Hoa Nguyen works the night shift as a restaurant manager, and like millions of others during the pandemic, he started searching for ways to make additional income.
Just before the second wave of COVID hit the country, Nguyen bought a Slingshot (a three-wheeled vehicle) and two jet skis, jumpstarting his home-based business San Diego Lifestyle Rentals.
“So kinda like with anything in life, right? You just gotta take chances,” Nguyen said.
City data obtained by NBC 7 Investigates shows Nguyen isn’t the only one taking chances.
In fact, nearly 5,500 people applied for a new business license in 2020 – the largest number since 2015, which only saw about 2,900 applications.
Perhaps it’s no surprise that most of the applications filed since the start of the pandemic, the categories claiming the largest share of new business are “nonstore retailers” and “retail sales via internet/websites.”
But not everyone is giving up on brick and mortar concepts.
The Baked Bear franchise owner Daniel Arabi committed to opening a new location in Encinitas last spring.
“It’s an opportunity” said Arabi. “Seize the opportunity when you know unfortunately a lot of businesses are going out.”
The custom ice cream sandwich shop’s other locations adapted well to a to-go and delivery model, allowing him to scoop up an opportunity he says was just too sweet to pass up.
And Arabi said he noticed he’s in good company, saying he’s seeing a lot of fresh, new concepts coming into San Diego County.

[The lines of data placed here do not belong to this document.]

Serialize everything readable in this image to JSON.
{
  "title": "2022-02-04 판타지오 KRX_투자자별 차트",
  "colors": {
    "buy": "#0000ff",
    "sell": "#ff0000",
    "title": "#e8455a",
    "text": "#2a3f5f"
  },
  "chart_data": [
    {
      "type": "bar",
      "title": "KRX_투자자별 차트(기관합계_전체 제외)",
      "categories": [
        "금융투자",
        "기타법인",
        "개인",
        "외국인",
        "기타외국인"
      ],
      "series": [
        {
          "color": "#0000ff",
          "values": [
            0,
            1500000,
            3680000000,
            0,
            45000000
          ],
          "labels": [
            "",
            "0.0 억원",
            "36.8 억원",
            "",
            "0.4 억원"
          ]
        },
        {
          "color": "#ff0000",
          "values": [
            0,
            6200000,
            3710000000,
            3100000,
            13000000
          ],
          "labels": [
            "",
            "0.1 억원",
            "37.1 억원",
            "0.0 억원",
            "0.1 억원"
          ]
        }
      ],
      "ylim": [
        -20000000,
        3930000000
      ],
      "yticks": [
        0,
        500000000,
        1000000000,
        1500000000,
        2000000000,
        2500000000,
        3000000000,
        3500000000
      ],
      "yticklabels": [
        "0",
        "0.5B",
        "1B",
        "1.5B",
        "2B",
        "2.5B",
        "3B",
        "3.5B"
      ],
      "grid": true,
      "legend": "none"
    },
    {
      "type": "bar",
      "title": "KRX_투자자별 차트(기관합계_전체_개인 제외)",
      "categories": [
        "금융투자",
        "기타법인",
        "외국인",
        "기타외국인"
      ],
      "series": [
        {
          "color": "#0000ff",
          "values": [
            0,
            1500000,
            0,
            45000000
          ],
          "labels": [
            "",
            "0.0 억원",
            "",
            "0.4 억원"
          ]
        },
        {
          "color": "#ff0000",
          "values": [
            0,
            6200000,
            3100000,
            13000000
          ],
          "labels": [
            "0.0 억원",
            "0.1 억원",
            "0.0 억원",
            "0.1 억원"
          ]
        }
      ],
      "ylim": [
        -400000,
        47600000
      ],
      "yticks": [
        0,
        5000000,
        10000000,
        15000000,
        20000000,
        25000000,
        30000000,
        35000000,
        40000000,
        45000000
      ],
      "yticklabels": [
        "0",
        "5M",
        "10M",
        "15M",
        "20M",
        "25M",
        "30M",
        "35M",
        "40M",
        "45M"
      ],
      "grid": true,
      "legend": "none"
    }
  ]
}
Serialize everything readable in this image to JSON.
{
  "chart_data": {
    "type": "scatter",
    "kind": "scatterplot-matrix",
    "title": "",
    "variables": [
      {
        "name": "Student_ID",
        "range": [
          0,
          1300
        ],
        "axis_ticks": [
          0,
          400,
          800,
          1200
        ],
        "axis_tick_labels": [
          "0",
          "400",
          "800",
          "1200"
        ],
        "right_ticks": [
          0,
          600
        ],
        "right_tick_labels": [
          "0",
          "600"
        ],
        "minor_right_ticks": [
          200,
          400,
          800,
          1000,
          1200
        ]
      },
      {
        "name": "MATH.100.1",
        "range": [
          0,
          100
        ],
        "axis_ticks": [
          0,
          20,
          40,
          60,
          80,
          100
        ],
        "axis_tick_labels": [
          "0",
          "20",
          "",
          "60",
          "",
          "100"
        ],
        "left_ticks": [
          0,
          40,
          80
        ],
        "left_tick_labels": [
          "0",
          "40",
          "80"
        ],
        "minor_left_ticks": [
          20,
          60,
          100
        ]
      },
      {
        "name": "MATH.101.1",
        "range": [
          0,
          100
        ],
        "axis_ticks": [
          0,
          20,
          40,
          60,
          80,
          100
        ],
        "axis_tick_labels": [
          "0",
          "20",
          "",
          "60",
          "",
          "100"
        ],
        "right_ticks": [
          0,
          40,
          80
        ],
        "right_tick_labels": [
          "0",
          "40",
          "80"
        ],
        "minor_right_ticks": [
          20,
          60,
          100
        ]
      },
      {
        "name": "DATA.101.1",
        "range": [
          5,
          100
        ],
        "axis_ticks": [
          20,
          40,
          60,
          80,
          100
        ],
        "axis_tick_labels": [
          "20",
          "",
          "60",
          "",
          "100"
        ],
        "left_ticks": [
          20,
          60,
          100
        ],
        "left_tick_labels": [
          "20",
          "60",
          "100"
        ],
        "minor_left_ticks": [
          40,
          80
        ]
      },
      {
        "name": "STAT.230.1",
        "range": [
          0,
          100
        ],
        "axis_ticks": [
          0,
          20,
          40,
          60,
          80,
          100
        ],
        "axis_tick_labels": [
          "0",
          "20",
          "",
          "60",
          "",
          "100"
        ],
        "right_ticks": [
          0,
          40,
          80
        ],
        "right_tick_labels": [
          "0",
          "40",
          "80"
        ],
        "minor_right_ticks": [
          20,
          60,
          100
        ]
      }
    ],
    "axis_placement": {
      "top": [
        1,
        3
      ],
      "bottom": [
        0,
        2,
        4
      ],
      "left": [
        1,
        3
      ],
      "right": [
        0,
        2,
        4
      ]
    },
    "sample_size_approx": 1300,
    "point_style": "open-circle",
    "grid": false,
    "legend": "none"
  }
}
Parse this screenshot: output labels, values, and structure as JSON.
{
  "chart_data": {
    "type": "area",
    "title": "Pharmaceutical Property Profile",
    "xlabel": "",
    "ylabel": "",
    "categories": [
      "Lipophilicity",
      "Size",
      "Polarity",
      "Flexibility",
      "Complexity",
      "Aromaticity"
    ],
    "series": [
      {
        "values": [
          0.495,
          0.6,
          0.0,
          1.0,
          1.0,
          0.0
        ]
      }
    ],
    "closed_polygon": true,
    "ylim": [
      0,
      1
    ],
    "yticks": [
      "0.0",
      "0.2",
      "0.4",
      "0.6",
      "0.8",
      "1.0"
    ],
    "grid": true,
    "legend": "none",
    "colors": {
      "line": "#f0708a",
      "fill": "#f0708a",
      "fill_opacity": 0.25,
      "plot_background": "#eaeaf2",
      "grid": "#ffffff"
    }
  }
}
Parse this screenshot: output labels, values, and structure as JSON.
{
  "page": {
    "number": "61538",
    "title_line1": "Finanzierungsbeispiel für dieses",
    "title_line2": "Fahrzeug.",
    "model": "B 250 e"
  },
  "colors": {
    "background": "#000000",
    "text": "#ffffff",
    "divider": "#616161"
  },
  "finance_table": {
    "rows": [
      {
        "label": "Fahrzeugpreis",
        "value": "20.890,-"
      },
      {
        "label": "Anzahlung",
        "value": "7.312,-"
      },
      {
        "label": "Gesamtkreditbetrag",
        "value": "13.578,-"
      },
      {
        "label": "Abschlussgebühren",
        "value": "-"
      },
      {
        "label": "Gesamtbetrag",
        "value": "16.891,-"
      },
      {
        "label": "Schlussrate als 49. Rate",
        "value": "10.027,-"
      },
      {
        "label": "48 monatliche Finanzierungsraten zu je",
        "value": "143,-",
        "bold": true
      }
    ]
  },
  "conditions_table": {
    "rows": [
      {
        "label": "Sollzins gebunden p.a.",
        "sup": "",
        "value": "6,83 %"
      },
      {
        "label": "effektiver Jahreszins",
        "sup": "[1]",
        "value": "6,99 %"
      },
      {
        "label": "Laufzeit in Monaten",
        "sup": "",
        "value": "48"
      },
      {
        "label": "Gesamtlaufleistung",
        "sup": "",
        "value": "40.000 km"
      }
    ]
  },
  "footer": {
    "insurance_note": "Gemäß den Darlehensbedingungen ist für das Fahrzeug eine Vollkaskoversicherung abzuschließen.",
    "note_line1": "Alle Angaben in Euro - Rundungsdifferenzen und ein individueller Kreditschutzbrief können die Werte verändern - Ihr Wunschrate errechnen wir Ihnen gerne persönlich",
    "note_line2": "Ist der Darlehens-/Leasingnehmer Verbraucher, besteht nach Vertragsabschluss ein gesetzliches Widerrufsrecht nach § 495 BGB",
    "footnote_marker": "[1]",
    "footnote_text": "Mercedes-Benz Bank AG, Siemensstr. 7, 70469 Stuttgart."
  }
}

“There is a lot of good real estate popping up and it’s our time to kind of come in,” Arabi said. “Bring new, fresh concepts and make our way into the new world post COVID.”
Nguyen wasn’t surprised to hear about the surge in new business either.
He said with a lot of folks out of work, many people had to get creative and find a way to earn a living. And according to him – there’s no better time than now.
“I think this is like the greatest time in the world to start your own business or just do anything in general,” Nguyen said. “Because there is so much information out there, there are so many really knowledgeable people just putting good content out there to help you succeed.”
Through mid-May of 2021, nearly 2,300 new businesses have applied for a license putting San Diego on pace to tie or break 2020’s record number of applications.
September 2020 is the month that saw the highest number of applications last year with 551. March of this year so far has seen the highest in 2021 with 613 applications.